Unit 6 The Big Idea How do we decide what’s important?
Unit 6 Week 5 Essential Question: What Makes You Laugh?
This week’s texts (available on Wonders’ website): “The Camping Trip”, “Bubble Gum” and “Ollie’s Escape“
Strategy: Author’s Point of View – an author has thoughts about the topic they are writing about. These thoughts are the author’s point of view.
- To identify the author’s point of view, we should look for details that show what the author thinks.
- We can decide what these details have in common. This will help us figure out the author’s point of view.
- Then we can distinguish what we think about the topic with what the author thinks.
Literary Elements: Rhythm and Rhyme – poets use rhythm and rhyme to make a poem interesting to listen to and fun to read.
- A poem’s rhythm is the pattern of stressed and unstressed syllables in each line. We can clap our hands as we read to follow the poem’s rhythm.
- Words rhyme when their endings sound the same, such as pouring and roaring.
Genre: Narrative Poetry – the following are key characteristics of narrative poetry:
- Narrative poetry tells a story. Narrative poems can read like a story.
- Narrative poetry may be written in stanzas, or groups of lines.
Vocabulary Strategy: Idiom – a special kind of nonliteral phrase that means something different from the literal meaning of the words in it.
- An idiom is a phrase, or group of words, that means something different from the literal meaning of each word in it.
- We should look for phrases where the literal meaning seems out of place in the text to identify idioms.
- We should use context clues in the surrounding text to help us distinguish the literal and nonliteral meanings of the idiom
Grammar: Prepositions –A preposition is a word that shows the relationship between a noun or a pronoun and another word in a sentence:
- The dog is under the couch.
Common prepositions include in, on, at, over, under, to, from, for, with, by, of, into, before, after, and during:
- We went to the store.
Reading Questions To Ask At Home
Vocabulary
• What is the meaning of _________ (word)? How do you know?
• What is the prefix/suffix for _______ (word)?
• What figurative language (i.e. simile, metaphor, personification, idiom) did the author use? What does it mean?
• What is a multiple meaning of ______ (word)?
• What would be a synonym/antonym of this of ______ (word)?
Comprehension: Fiction Text
• What happened in the section you read?
• From whose point of view is the story written (first person, second person, third person)? How did you know?
• What problem/conflict is the character experiencing?
• How is the character feeling now? Why?
• What is the setting of the story (time and place)? How did you know it changed?
• What do you think is likely to happen next?

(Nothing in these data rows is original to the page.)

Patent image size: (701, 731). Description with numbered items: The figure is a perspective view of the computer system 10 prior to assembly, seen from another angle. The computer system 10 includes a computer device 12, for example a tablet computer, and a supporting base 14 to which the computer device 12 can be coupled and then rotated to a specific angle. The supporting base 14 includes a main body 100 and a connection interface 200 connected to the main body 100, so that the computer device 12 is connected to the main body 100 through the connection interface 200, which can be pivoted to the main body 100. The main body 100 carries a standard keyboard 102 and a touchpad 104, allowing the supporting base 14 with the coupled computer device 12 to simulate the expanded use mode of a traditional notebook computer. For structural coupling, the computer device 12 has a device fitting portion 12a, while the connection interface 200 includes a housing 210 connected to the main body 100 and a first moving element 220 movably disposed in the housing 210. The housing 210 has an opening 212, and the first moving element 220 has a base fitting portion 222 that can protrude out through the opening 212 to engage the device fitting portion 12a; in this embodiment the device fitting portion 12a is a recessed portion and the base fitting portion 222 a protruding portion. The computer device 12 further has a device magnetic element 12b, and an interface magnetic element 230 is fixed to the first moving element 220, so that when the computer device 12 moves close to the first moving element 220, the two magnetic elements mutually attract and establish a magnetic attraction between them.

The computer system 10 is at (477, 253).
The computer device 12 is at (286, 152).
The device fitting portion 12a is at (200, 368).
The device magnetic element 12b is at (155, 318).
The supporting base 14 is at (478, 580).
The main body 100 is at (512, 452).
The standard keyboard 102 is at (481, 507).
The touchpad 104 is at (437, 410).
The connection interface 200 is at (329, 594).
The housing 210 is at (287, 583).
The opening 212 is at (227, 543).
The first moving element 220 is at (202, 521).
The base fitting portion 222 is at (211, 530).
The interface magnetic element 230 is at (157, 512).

Why do you think this?
• What was the solution to the problem?
• What is the author’s purpose (inform, entertain, persuade, explain)? How do you know?
• What was the sequence of events? What happened before ________?
•What happened after _________?
• What caused this event to occur?
• How did the character change throughout the story?
• What is the theme or author’s message?
• Compare and contrast this character/problem to another character/problem from another story.
• How would you summarize this event? Use sequence words in your summary.
• What question do you have for the author?
Comprehension: Nonfiction/Informational Text
• What was the most important idea?
• What details support the main idea?
• How did the author organize the whole text (sequence, cause and effect, problem and solution, compare and contrast)? How do you know?
• How does this text feature (i.e. map, diagram, graph, sidebar, photograph, caption) add to your understanding of the topic?
• How is this text the same or different from another nonfiction text you’ve read?
• What caused this event to occur?
• What problem/conflict was described?
• What was the solution to the problem?
• What happened before ________? What happened after _________?
• What conclusion can you draw about the topic?
• What evidence supports the author’s perspective?
• What is the theme?
• What is the author’s purpose (inform, entertain, persuade, explain)? How do you know?
• How would you summarize this section of the text? Use sequence words in your summary.
• What question do you have for the author?